Michele non sapeva più cosa pensare, era evidentemente capitato nelle mani di una pazza perversa ma non riusciva a reagire, sentiva solo un rombo continuo nelle orecchie e sperava che la cosa, qualunque cosa fosse, finisse presto. Improvvisamente avvertì un cambiamento: le carezze della donna si erano fatte più precise, lo stavano stimolando per bene… lo stavano eccitando e… oh, accidenti! Gli si stava indurendo di brutto. Guardò in basso con rinnovato terrore: il suo povero pisello si stava inesorabilmente ingrossando nonostante l’orecchino che lo stringeva e lo martoriava come un assurdo strumento di castità o di tortura. Fu a questo punto che lei, sempre più eccitata ed eccitante, fece scattare con violenta e precisa determinazione, il meccanismo a scatto che chiudeva il gioiello. Michele emise un grugnito disperato, guardò incredulo il glande divenire sempre più grosso e paonazzo, animato da una sua volontà indomabile e autodistruttiva: e con esso cresceva anche la paura, la paura allucinata che dà il veder minacciata la propria integrità fisica. Era al limite della sopportazione e stava per urlare quando lei si fece di colpo seria e distaccata. Si rassettò alla meglio gli abiti, gli lanciò un’occhiata gelida e scomparve.
Se n’era andata, se n’era andata, dio! Che dolore! Si precipitò al lavandino e mise il pene sfigurato sotto l’acqua fredda. Lentamente si calmò e divenne cosciente della situazione: poteva entrare qualcuno, che vergogna! L’organo martoriato era tornato quasi normale. Tentò di far scattare il meccanismo di apertura dell’orecchino, ma i movimenti frenetici e imprecisi delle dita gli impedivano di afferrarne il funzionamento.

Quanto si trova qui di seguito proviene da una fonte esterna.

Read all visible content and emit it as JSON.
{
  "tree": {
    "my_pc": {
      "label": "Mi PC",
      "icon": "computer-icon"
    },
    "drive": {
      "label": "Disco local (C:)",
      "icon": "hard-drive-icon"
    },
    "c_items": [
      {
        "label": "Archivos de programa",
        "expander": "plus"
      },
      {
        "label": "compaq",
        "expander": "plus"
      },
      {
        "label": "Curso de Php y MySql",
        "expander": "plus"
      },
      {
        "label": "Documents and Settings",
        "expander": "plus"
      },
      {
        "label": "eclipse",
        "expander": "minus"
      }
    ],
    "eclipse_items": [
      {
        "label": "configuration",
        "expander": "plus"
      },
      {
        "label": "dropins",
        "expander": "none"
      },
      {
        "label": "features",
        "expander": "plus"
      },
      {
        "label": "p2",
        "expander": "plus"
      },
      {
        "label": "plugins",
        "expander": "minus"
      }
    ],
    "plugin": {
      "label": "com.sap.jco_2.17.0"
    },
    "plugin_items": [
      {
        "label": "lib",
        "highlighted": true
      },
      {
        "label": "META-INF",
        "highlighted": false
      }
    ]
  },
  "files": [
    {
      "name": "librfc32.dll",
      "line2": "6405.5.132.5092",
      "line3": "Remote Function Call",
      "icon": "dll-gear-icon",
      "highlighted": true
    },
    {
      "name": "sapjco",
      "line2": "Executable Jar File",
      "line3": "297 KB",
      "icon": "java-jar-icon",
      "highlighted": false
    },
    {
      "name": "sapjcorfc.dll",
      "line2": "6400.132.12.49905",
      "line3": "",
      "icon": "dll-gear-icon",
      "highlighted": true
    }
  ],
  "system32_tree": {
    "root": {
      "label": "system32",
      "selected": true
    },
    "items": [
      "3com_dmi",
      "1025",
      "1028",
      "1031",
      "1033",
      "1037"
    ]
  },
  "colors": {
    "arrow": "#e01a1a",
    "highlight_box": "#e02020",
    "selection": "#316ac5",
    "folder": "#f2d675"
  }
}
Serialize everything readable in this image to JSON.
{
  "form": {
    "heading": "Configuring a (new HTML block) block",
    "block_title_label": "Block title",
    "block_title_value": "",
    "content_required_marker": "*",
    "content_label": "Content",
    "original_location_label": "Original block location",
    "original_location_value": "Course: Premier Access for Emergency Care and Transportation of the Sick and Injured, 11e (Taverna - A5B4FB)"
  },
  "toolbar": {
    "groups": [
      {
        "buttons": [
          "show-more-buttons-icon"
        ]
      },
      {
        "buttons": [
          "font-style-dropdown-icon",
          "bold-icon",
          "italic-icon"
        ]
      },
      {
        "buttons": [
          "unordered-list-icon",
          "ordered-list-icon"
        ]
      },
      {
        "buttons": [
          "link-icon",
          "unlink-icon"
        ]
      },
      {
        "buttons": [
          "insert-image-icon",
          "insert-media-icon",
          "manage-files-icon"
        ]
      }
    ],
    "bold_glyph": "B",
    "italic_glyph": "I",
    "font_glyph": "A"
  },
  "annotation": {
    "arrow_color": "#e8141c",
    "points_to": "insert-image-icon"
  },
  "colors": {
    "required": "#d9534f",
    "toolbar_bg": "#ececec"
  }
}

Cominciò allora a sfilare con mille precauzioni il cerchietto d’oro e quando finalmente se ne fu liberato lo scagliò violentemente a terra con un mugolio di rabbia.

 

Uscì boccheggiando nell’aria fresca della strada come un ubriaco. Quel sibilo assordante nelle orecchie non voleva saperne di smetterla.
Non era stato facile pagare il conto, sorridendo alla cassiera e rispondendo con un altro sorriso alle smorfiette della cameriera. Sicuramente pensavano che non reggeva il vino, quelle due fessacchiotte. Chi se ne frega! Voleva solo ritrovare il proprio letto e sprofondare nel buio del sonno per mettere più tempo e spazio possibile tra sé e il dolore della carne, tra sé e l’incubo che gli si aggirava nel cervello come un pipistrello impazzito.

 

Molto tempo dopo, ripensando alla vicenda, continuava a non trovare una spiegazione logica dell’accaduto. Una sadica vendicativa? Una che odiava gli uomini e voleva umiliarli? Mille pensieri e mille fantasmi gli si proponevano, ma nessuno di essi avrebbe mai potuto avere il conforto di una verifica, nessuno portava su un terreno accettabile la delirante esperienza. Per molti giorni si era guardato intorno, timoroso e desideroso insieme di incontrare la sua compagna di orrori, ma inutilmente. Non la vide mai più. Eppure quella donna lo aveva segnato per sempre: non si sarebbe mai liberato di quella struggente passione di pochi attimi, di quel desiderio così intenso e così drammaticamente frustrato.
Né, purtroppo, sarebbe mai guarito da quell’insensato, incontrollabile, animalesco terrore ogni volta che incontrava per strada una figura femminile.